Şimdi artık görüyoruz ki iş iyice tıkanmıştır ve mahkemelerin bütün amacı, tutuklanan sanıkları mümkün olduğunca fazla süre içeride tutmaktır.
Asker, sivil, gazeteci, işadamı, rektör, siyasetçi, milletvekili, onlar için hiç fark etmiyor.
İş en üzücü boyuta geldi ve mahkemeler açısından “Biz tuttuğumuzu bırakmayız kardeşim” inatlaşmasına girdi.
***
Evet, son YAŞ toplantısına Tayyip ağırlığını koydu ve tutuklu general ve amirallerin çoğu emekli edildi.

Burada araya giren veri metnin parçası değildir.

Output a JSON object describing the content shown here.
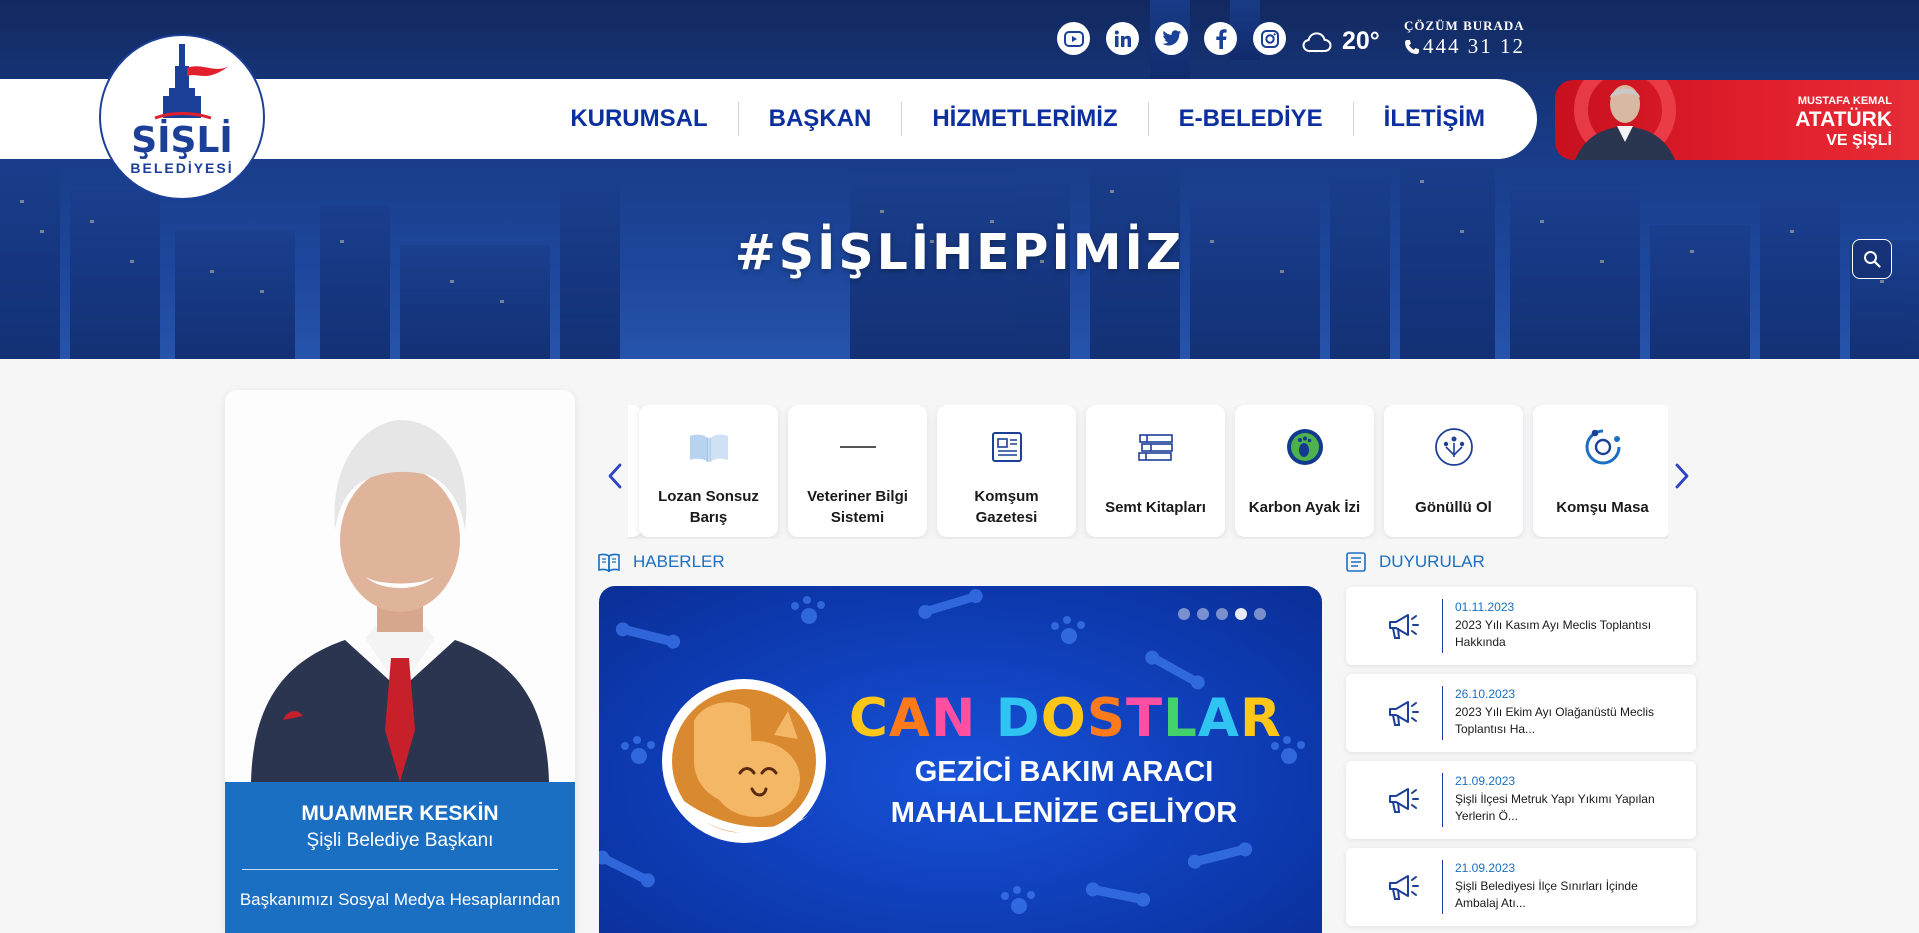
{
  "brand": {
    "logo_main": "ŞİŞLİ",
    "logo_sub": "BELEDİYESİ"
  },
  "topbar": {
    "social": [
      "youtube-icon",
      "linkedin-icon",
      "twitter-icon",
      "facebook-icon",
      "instagram-icon"
    ],
    "weather_icon": "cloud-icon",
    "temperature": "20°",
    "hotline_label": "ÇÖZÜM BURADA",
    "hotline_number": "444 31 12"
  },
  "nav": {
    "items": [
      "KURUMSAL",
      "BAŞKAN",
      "HİZMETLERİMİZ",
      "E-BELEDİYE",
      "İLETİŞİM"
    ]
  },
  "ataturk": {
    "line1": "MUSTAFA KEMAL",
    "line2": "ATATÜRK",
    "line3": "VE ŞİŞLİ"
  },
  "hero": {
    "title": "#ŞİŞLİHEPİMİZ"
  },
  "mayor": {
    "name": "MUAMMER KESKİN",
    "role": "Şişli Belediye Başkanı",
    "social_text": "Başkanımızı Sosyal Medya Hesaplarından"
  },
  "services": [
    {
      "label": "Lozan Sonsuz Barış",
      "icon": "book-icon"
    },
    {
      "label": "Veteriner Bilgi Sistemi",
      "icon": "vet-logo-icon"
    },
    {
      "label": "Komşum Gazetesi",
      "icon": "newspaper-icon"
    },
    {
      "label": "Semt Kitapları",
      "icon": "books-icon"
    },
    {
      "label": "Karbon Ayak İzi",
      "icon": "footprint-icon"
    },
    {
      "label": "Gönüllü Ol",
      "icon": "volunteer-icon"
    },
    {
      "label": "Komşu Masa",
      "icon": "table-icon"
    }
  ],
  "news": {
    "header": "HABERLER",
    "slide_title": "CAN DOSTLAR",
    "slide_line1": "GEZİCİ BAKIM ARACI",
    "slide_line2": "MAHALLENİZE GELİYOR",
    "slide_count": 5,
    "active_slide": 4
  },
  "announcements": {
    "header": "DUYURULAR",
    "items": [
      {
        "date": "01.11.2023",
        "text": "2023 Yılı Kasım Ayı Meclis Toplantısı Hakkında"
      },
      {
        "date": "26.10.2023",
        "text": "2023 Yılı Ekim Ayı Olağanüstü Meclis Toplantısı Ha..."
      },
      {
        "date": "21.09.2023",
        "text": "Şişli İlçesi Metruk Yapı Yıkımı Yapılan Yerlerin Ö..."
      },
      {
        "date": "21.09.2023",
        "text": "Şişli Belediyesi İlçe Sınırları İçinde Ambalaj Atı..."
      }
    ]
  },
  "colors": {
    "brand_blue": "#0b2f9f",
    "accent_blue": "#1b6fc2",
    "ataturk_red": "#e2202d"
  }
}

Şimdi onları bekleyen duruma bir bakalım:
30 ağustos günü YAŞ kararları yürürlüğe girecek…
Ve o gün itibariyle İstanbul’da Hasdal ve Hadımköy askeri cezaevlerinin önüne mavi renkli cezaevi araçları gelecek…
Necdet Bey belki son bir “Babalık (!)” yapacak ve onları Silivri’ye askeriyenin araçlarıyla göndertecek.
Ve emekliye sevk edilen subaylarımızın tamamı Silivri cezaevine postalanacak…
Ve Silivri günleri başlayacak!
Peki ama yargılama sonucunda, şimdi tasfiye edilenlerin tamamı veya bir bölümü suçsuz çıkarsa, ya da beraat ederse ne olacak?
Onlar tutuklu. Herhangi bir ceza almış değiller ve bütün hukuk kurallarına göre onlar şu anda suçsuz, yani masum.
O durumda bu haksızlıkların ve hukuksuzluğun hesabını kim verecek, nasıl verecek?
Bütün bu olanlar acaba cezaevlerindeki tutuklu silah arkadaşlarını ve eski komutanlarını ziyaret edemeyen, onlara hal hatır bile soramayan ve şimdi de tasfiye kararlarına imza atan Genelkurmay Başkanı Necdet Bey’in içine siniyor mu?
Evet, bence siniyor.
İşte, bir ülke ordusunun komuta kademesi Genelkurmay tarafından değil de mahkemeler ve siyasi iktidar tarafından belirleniyorsa, olacağı budur.